La voiture n'est pas partie, mais est restée là jusqu'à ce qu'elle la perde de vue au coin de la rue. Cheveux bouclés est allé s'asseoir à l'avant et a sorti son téléphone portable et a appelé pour faire un rapport. "Le Boss. Elle a été renvoyée."
"OK. Tu as fait les arrangements ?"
"Tout est prêt. On a pris des précautions extrêmes cette fois."
L'appel s'est terminé. Coupe en brosse a démarré la voiture, et Cheveux bouclés a sorti le paquet de cigarettes et lui en a donné une, l'aidant à l'allumer. Et il en a allumé une pour lui-même, en jurant, "Merde. Pas de chance. Quel abruti."
Ils avaient travaillé toute la nuit, et même l'hypnose avait été utilisée. La fille avait parlé, mais rien de tout cela n'était utile. Ils ont tendu l'oreille pendant longtemps.
Et finalement, leur Boss a conclu que ces trucs ne fonctionnaient que sur les gens normaux, mais celle-ci a un problème ici : le Boss a pointé sa tête.
C'est-à-dire qu'ils devaient jouer le jeu différemment.
Kate a couru jusqu'au troisième étage d'une traite. Elle a sorti sa clé et a ouvert la porte avec des mains tremblantes. Elle s'est assise par terre dès qu'elle est entrée dans sa chambre. Sa colocataire n'était pas là pendant la journée. La petite chambre avait l'air vide et spacieuse.
Elle est restée assise là pendant un bon moment, et quand elle s'est levée, elle a senti une obscurité envahir ses yeux et un malaise dans tout son corps. C'était comme si elle se noyait. Quand elle s'est essuyé le front, c'était mouillé.
Kate a réussi à marcher jusqu'à son lit, a trouvé des médicaments contre le rhume et les a avalés avec de l'eau froide. Et puis elle s'est allongée sur son lit. Le médicament a fait effet, et elle s'est vite sentie glisser dans le sommeil.
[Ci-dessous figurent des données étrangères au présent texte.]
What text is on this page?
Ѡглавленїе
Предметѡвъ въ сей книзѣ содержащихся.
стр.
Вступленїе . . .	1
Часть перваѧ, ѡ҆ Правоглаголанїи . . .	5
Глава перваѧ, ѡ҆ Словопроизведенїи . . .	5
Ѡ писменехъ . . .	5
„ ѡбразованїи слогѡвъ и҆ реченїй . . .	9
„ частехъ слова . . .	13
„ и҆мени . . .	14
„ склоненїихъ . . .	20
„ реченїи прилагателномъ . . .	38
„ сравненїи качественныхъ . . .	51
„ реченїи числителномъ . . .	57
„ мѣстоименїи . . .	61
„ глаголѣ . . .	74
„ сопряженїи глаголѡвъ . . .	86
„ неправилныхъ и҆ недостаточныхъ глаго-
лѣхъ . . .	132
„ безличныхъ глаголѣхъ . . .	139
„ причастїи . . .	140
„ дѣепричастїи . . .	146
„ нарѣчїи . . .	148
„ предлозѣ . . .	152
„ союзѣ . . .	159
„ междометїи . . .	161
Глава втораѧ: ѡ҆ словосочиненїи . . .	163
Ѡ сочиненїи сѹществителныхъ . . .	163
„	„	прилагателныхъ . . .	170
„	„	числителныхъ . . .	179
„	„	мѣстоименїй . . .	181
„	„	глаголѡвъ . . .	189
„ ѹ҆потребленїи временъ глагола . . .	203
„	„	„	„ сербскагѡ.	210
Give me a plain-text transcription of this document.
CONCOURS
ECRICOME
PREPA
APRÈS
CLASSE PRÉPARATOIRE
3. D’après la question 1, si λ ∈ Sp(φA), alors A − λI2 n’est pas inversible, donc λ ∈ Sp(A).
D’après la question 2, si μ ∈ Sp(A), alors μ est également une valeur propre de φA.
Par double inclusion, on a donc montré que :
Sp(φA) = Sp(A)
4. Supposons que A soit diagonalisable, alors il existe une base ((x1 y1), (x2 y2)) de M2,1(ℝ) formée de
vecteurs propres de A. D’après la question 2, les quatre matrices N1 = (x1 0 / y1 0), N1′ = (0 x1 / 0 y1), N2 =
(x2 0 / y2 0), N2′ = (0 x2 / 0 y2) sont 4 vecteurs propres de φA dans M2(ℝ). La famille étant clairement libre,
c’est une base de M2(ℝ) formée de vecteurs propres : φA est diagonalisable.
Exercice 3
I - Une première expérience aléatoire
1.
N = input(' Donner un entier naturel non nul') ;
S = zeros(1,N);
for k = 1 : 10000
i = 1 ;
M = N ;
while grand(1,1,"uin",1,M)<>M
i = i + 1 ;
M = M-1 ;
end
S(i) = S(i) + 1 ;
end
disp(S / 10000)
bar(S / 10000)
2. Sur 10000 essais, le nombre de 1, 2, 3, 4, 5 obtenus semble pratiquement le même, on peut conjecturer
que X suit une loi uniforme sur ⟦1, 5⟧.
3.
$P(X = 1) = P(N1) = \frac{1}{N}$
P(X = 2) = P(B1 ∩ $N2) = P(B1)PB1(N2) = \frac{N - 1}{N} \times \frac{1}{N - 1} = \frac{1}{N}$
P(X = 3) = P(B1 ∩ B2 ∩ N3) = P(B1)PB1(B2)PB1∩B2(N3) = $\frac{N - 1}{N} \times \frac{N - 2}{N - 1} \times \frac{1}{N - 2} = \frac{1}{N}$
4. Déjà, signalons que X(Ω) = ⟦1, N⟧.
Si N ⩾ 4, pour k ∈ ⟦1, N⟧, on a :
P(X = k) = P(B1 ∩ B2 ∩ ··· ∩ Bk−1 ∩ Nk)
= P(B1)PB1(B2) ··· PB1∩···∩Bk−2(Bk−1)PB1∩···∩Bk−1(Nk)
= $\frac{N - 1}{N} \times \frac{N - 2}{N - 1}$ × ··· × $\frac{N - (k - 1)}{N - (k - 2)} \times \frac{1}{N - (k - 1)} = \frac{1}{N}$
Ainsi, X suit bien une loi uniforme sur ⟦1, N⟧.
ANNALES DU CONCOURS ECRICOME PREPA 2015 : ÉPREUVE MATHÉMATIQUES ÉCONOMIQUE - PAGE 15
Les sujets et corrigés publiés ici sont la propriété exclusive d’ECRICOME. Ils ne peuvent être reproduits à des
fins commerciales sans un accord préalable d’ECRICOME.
Elle a dormi profondément et ne s'est réveillée qu'une fois au milieu de la nuit. Sa colocataire était de retour. C'était apaisant de voir un visage familier, et elle a refermé les yeux.
Kate a entendu sa colocataire dire quelque chose et a voulu se lever, mais son corps était enraciné dans le lit. Sa gorge était sèche et brûlait tellement qu'elle ne pouvait pas dire un mot.
Finalement, la colocataire de Kate l'a réveillée. Elle venait de l'Ohio. Kate a dit qu'elle avait de la fièvre et qu'elle délirait. Sa colocataire l'a aidée à prendre des antipyrétiques, puis Kate s'est rendormie.
La fois suivante, elle s'est réveillée tôt le matin. Cette fois, son téléphone portable a sonné pendant longtemps. Elle l'a mis à son oreille et s'est couverte la tête de peur de déranger sa colocataire. Elle a vu que le numéro était celui de sa sœur aînée. Sa sœur a pleuré au téléphone, "Kate, reviens à la maison. Le père est à l'hôpital."
Elle a été choquée. "Père ? Qu'est-ce qui lui arrive ?"
Sa sœur a sangloté, "Une maladie mortelle."
Quand Kate est sortie, le ciel était encore gris. La ville ne s'était pas encore complètement réveillée. Elle a pris le bus pour le supermarché, a récupéré quelque chose qu'elle y avait mis, et s'est dirigée vers la gare.
John l'a attrapée dans le salon de la gare et lui a donné une enveloppe bombée avec trois mille dollars. Il a dit, en se grattant la tête, "Pas beaucoup, mais ça pourrait aider. Ne sois pas pressée de me les rendre." Kate était tellement émue qu'elle n'a rien pu dire. John lui a tapé sur l'épaule et a dit, "Pas besoin de dire quoi que ce soit. On est amis."